あるときその鉄工所の帰りに(そういえばこのおっさん、ベントナイトの袋をふたつずつかついでいたな)、そのおっさんの「何かのスイッチ」が入ったみたいで、マイクロバスのなかで大声でわめいて騒ぎ出して、えらいことになった。何かわからんけど大声で何かを叫びながらゲラゲラ笑ってる。他のみんなはもう、とにかく一緒になって笑ったりして、なだめようなだめようとしていた。運転手のじじいは黙り込んでいた。

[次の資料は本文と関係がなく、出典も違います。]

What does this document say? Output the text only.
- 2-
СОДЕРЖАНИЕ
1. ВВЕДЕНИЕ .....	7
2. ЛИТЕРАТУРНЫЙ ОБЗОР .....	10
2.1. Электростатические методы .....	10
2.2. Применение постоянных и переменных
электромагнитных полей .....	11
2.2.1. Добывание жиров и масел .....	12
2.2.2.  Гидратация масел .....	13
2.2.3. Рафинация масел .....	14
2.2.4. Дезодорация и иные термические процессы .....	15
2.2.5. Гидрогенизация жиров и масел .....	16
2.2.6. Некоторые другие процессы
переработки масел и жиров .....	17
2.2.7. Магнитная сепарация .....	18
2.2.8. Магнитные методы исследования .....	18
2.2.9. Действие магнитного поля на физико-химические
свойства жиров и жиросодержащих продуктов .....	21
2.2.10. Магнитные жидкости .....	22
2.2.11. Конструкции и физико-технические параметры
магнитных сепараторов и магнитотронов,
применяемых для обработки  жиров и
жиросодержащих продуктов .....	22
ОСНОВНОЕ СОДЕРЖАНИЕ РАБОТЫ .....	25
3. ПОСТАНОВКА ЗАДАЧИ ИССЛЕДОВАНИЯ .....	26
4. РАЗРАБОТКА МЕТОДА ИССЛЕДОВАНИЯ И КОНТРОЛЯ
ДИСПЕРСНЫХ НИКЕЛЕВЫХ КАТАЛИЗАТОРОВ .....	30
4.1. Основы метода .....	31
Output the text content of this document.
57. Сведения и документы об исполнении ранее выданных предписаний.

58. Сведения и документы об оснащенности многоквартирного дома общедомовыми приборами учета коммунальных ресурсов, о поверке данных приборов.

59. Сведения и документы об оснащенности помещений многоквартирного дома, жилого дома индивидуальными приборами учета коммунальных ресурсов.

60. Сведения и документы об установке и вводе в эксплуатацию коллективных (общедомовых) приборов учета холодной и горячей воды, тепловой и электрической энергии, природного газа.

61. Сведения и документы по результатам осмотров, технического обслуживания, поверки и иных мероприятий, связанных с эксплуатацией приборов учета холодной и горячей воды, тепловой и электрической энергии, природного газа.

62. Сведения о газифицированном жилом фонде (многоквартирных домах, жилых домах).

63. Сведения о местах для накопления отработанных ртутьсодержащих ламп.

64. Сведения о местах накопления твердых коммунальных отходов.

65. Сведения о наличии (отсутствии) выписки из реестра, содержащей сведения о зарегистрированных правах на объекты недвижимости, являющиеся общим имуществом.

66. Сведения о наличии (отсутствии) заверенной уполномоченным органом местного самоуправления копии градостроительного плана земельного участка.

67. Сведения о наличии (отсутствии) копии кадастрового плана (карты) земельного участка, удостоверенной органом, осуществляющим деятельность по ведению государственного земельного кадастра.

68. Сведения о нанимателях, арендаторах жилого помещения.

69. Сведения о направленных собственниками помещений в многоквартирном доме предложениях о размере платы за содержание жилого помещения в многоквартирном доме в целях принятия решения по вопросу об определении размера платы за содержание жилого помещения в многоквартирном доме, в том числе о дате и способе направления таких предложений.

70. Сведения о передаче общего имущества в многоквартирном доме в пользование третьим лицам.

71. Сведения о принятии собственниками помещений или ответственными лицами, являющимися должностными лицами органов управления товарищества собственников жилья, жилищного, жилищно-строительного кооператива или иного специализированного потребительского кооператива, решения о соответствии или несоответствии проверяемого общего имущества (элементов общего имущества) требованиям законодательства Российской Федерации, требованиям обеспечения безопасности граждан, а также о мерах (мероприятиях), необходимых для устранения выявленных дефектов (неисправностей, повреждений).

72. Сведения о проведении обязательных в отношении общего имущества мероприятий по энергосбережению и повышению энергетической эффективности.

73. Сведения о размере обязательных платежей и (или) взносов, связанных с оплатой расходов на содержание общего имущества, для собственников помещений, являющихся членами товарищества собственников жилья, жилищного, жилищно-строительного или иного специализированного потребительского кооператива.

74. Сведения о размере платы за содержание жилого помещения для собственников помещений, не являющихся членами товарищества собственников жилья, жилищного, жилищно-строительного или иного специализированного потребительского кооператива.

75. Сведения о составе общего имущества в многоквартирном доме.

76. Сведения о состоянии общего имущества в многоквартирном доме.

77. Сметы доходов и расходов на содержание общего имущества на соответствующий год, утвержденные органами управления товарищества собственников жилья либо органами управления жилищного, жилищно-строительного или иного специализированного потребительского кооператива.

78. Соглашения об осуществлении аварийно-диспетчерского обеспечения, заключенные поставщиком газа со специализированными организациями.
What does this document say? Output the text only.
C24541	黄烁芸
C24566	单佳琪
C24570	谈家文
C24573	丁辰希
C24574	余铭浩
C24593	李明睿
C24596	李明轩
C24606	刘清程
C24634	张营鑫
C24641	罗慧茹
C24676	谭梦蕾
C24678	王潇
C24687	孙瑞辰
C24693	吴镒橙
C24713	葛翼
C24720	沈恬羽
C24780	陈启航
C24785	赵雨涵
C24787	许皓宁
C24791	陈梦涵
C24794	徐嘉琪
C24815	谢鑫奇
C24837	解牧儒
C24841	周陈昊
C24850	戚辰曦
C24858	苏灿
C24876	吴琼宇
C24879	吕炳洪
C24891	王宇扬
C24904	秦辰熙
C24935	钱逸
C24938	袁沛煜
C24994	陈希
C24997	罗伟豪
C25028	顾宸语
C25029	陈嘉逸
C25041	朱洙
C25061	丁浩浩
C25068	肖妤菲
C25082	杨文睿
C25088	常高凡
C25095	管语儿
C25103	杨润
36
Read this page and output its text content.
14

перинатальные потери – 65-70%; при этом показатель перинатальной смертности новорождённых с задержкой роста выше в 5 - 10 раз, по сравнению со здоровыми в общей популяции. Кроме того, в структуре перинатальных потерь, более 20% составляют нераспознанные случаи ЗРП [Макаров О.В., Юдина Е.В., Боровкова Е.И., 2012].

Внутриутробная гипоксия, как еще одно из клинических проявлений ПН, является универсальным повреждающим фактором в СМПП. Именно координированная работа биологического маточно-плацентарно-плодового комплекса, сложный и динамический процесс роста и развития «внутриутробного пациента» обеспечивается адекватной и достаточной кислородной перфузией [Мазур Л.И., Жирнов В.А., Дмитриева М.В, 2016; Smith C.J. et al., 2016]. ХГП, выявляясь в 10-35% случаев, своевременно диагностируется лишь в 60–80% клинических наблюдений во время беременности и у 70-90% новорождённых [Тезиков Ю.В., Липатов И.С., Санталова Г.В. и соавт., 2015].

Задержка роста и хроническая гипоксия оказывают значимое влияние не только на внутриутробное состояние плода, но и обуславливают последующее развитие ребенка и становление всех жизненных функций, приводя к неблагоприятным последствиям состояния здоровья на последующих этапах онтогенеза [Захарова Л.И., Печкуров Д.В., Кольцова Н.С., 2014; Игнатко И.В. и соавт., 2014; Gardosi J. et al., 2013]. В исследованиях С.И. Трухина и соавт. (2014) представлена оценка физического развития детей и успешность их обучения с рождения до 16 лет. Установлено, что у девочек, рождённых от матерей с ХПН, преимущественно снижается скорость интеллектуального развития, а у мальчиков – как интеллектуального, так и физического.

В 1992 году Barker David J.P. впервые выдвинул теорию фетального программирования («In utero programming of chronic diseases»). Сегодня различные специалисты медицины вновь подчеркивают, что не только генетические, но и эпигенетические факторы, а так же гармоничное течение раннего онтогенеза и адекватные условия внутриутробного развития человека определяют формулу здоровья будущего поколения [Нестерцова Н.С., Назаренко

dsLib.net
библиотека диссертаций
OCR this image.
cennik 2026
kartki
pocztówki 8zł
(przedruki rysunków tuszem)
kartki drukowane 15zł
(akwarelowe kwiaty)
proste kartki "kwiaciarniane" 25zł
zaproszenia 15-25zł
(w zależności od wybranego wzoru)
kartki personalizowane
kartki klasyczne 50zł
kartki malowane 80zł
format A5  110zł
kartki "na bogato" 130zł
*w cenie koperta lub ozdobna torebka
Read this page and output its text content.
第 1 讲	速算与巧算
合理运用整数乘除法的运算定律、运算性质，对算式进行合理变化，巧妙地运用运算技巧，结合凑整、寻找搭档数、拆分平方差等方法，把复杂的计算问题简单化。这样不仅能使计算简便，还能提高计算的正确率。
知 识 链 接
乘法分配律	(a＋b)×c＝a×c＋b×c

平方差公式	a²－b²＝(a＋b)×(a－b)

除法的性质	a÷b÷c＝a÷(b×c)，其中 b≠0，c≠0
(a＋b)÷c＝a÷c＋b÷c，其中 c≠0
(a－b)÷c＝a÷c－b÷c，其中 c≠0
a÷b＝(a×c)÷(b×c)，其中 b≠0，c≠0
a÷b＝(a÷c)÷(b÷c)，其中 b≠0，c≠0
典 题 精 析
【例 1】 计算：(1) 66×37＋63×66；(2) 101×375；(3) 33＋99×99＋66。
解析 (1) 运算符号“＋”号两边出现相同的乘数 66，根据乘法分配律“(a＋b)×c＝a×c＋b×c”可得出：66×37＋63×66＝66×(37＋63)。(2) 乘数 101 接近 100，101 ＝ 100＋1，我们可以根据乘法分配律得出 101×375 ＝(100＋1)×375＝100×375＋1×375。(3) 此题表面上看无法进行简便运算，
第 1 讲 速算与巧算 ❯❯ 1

いまから考えても不思議でならないんだけど、たまに俺はそういうことをするんだけど、なんか疲れてたしうるさいし、とっさに「うるさい!」と叫んだ。

マイクロバスのなかがシーンと。

そこから飯場までの帰り道、ひとりも、ひとこともしゃべらなかった。

完全にシーンとしたまま、車は飯場へ帰ってきた。

車をおりると、そのおっさんが近寄ってきて、おだやかな声で

「明日も来てね」

チームの全員が、顔から顎が外れるほど驚愕した表情をしていた。

そのときに俺がどう思っていたかというと、なんかどっかぶっ壊れてるんじゃないか俺、と思うけど、べつに怖くもなんともなく、ただうるさかったので、一言注意したら静かになったからよかったなと、きわめて穏やかな気持ちでいたので、

「はい! 明日もよろしくお願いします」

と答えて、さっそうと自転車で下宿に帰ったのであった(もちろん日給をちゃんともらってから)。しかしアレだな、いまから考えると、たぶんチームの全員が「あの若いやつ殺される」と思っていたことだろう。

まあ、だからどうということもない、オチも何もない話だけど、震災復興で建設業というと、悪魔城とベントナイト、ゴリラのおっさんを思い出す。

しかしあのゴリラのおっさん、なんで俺をしばかへんかったんやろか。そのときはほんまに俺は何とも思ってなくて、これぜんぶ後から「こうだったのではないか」と推測した話なんだけど、ひょっとして俺、気に入られてたのかなあ。

おっさん元気かな。

ベントナイトは地球の贈り物だそうだ。

あとアレだ。この話、まえにも書いたな。